Mattel makes employer contributions in cash and allows employees to allocate both their own contributions and
employer contributions to a variety of investment funds, including a fund that is fully invested in Mattel common
stock (the “Mattel Stock Fund”). Employees are not required to allocate any funds to the Mattel Stock Fund,
which allows employees to limit or eliminate their exposure to market changes in Mattel’s stock price.
Furthermore, Mattel’s plan limits an employee’s allocation to the Mattel Stock Fund to 50% of the employee’s
total account balance. Employees may generally reallocate their account balances on a daily basis. The only
limitation on the frequency of reallocations applies to changes involving the Mattel Stock Fund by employees
classified as insiders or restricted personnel under Mattel’s insider trading policy. Pursuant to Mattel’s insider
trading policy, insiders and restricted personnel are limited to certain window periods for making allocations into
or out of the Mattel Stock Fund.
Application of Critical Accounting Policies
Mattel makes certain estimates and assumptions that affect the reported amounts of assets and liabilities and
the reported amounts of revenues and expenses. The accounting policies described below are those Mattel
considers most critical in preparing its consolidated financial statements. Management has discussed the
development and selection of these critical accounting policies with the Audit Committee of its board of
directors, and the Audit Committee has reviewed the disclosures included below. The following is a review of the
accounting policies that include significant judgments made by management using information available at the
time the estimates are made. As described below, however, these estimates could change materially if different
information or assumptions were used instead.

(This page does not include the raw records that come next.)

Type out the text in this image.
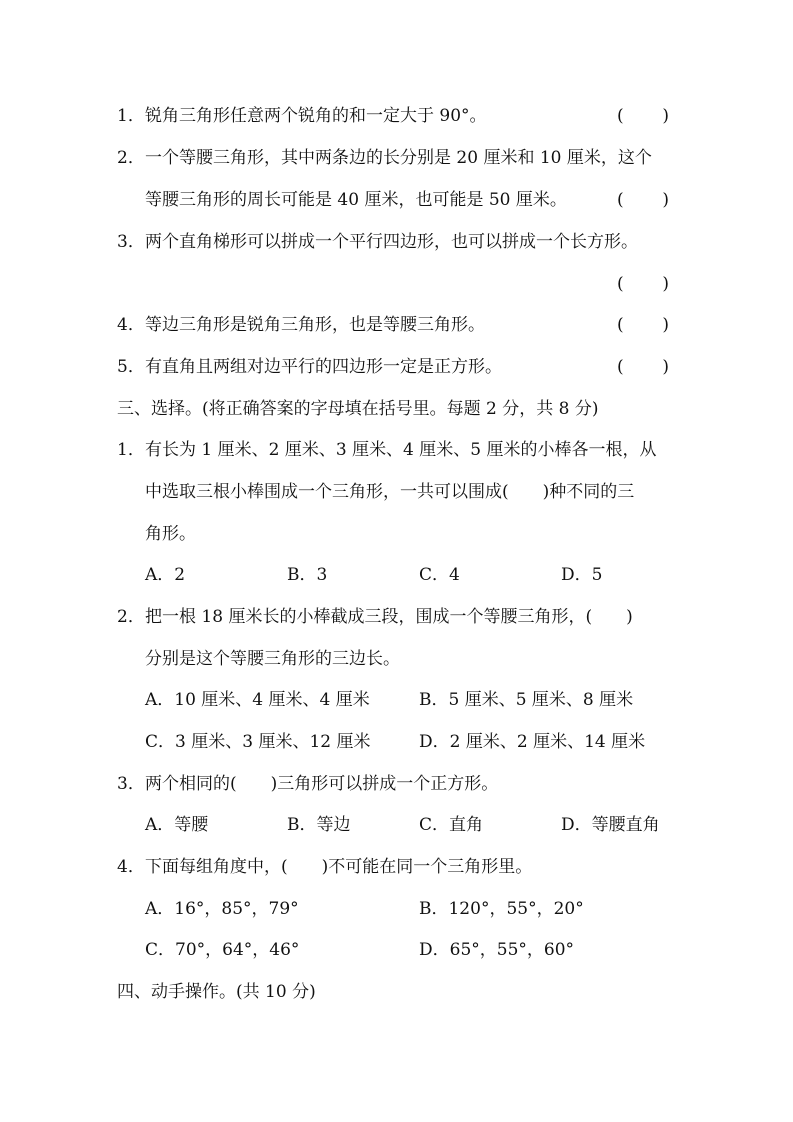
1． 锐角三角形任意两个锐角的和一定大于 90°。	( )
2． 一个等腰三角形，其中两条边的长分别是 20 厘米和 10 厘米，这个
等腰三角形的周长可能是 40 厘米，也可能是 50 厘米。	( )
3． 两个直角梯形可以拼成一个平行四边形，也可以拼成一个长方形。
( )
4． 等边三角形是锐角三角形，也是等腰三角形。	( )
5． 有直角且两组对边平行的四边形一定是正方形。	( )
三、选择。(将正确答案的字母填在括号里。每题 2 分，共 8 分)
1． 有长为 1 厘米、2 厘米、3 厘米、4 厘米、5 厘米的小棒各一根，从
中选取三根小棒围成一个三角形，一共可以围成(　　)种不同的三
角形。
A．2	B．3	C．4	D．5
2． 把一根 18 厘米长的小棒截成三段，围成一个等腰三角形，(　　)
分别是这个等腰三角形的三边长。
A．10 厘米、4 厘米、4 厘米	B．5 厘米、5 厘米、8 厘米
C．3 厘米、3 厘米、12 厘米	D．2 厘米、2 厘米、14 厘米
3． 两个相同的(　　)三角形可以拼成一个正方形。
A．等腰	B．等边	C．直角	D．等腰直角
4． 下面每组角度中，(　　)不可能在同一个三角形里。
A．16°，85°，79°	B．120°，55°，20°
C．70°，64°，46°	D．65°，55°，60°
四、动手操作。(共 10 分)
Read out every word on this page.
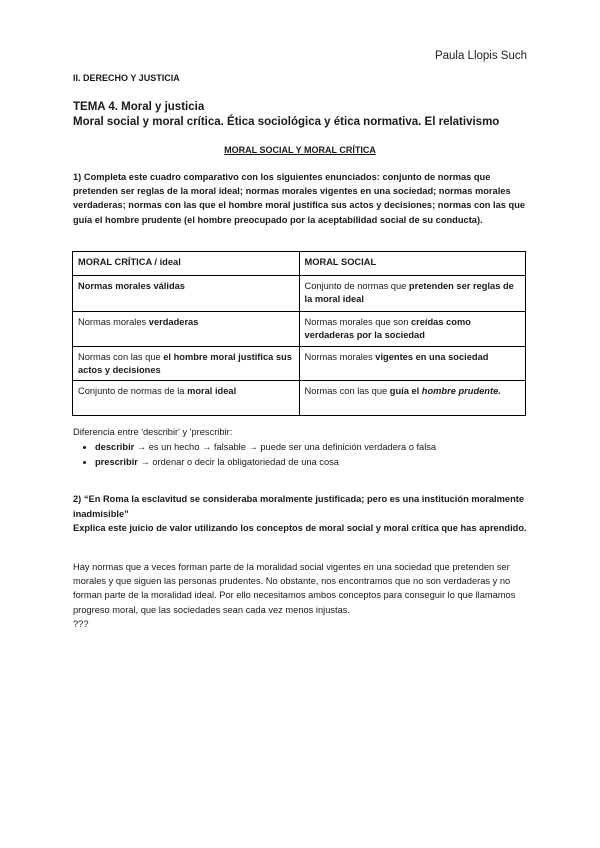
Paula Llopis Such
II. DERECHO Y JUSTICIA
TEMA 4. Moral y justicia
Moral social y moral crítica. Ética sociológica y ética normativa. El relativismo
MORAL SOCIAL Y MORAL CRÍTICA
1) Completa este cuadro comparativo con los siguientes enunciados: conjunto de normas que pretenden ser reglas de la moral ideal; normas morales vigentes en una sociedad; normas morales verdaderas; normas con las que el hombre moral justifica sus actos y decisiones; normas con las que guía el hombre prudente (el hombre preocupado por la aceptabilidad social de su conducta).
MORAL CRÍTICA / ideal	MORAL SOCIAL
Normas morales válidas	Conjunto de normas que pretenden ser reglas de la moral ideal
Normas morales verdaderas	Normas morales que son creídas como verdaderas por la sociedad
Normas con las que el hombre moral justifica sus actos y decisiones	Normas morales vigentes en una sociedad
Conjunto de normas de la moral ideal	Normas con las que guía el hombre prudente.
Diferencia entre 'describir' y 'prescribir:
• describir → es un hecho → falsable → puede ser una definición verdadera o falsa
• prescribir → ordenar o decir la obligatoriedad de una cosa
2) “En Roma la esclavitud se consideraba moralmente justificada; pero es una institución moralmente inadmisible”
Explica este juicio de valor utilizando los conceptos de moral social y moral crítica que has aprendido.
Hay normas que a veces forman parte de la moralidad social vigentes en una sociedad que pretenden ser morales y que siguen las personas prudentes. No obstante, nos encontramos que no son verdaderas y no forman parte de la moralidad ideal. Por ello necesitamos ambos conceptos para conseguir lo que llamamos progreso moral, que las sociedades sean cada vez menos injustas.
???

Note 1 to the consolidated financial statements includes a summary of the significant accounting policies
and methods used in the preparation of Mattel’s consolidated financial statements. In most instances, Mattel must
use an accounting policy or method because it is the only policy or method permitted under accounting principles
generally accepted in the United States of America. See Item 8 “Financial Statements and Supplementary Data—
Note 1 to the Consolidated Financial Statements.”
Accounts Receivable—Allowance for Doubtful Accounts
The allowance for doubtful accounts represents adjustments to customer trade accounts receivable for
amounts deemed partially or entirely uncollectible. Management believes the accounting estimate related to the
allowance for doubtful accounts is a “critical accounting estimate” because significant changes in the
assumptions used to develop the estimate could materially affect key financial measures, including other selling
and administrative expenses, net income and accounts receivable. In addition, the allowance requires a high
degree of judgment since it involves estimation of the impact of both current and future economic factors in
relation to its customers’ ability to pay amounts owed to Mattel.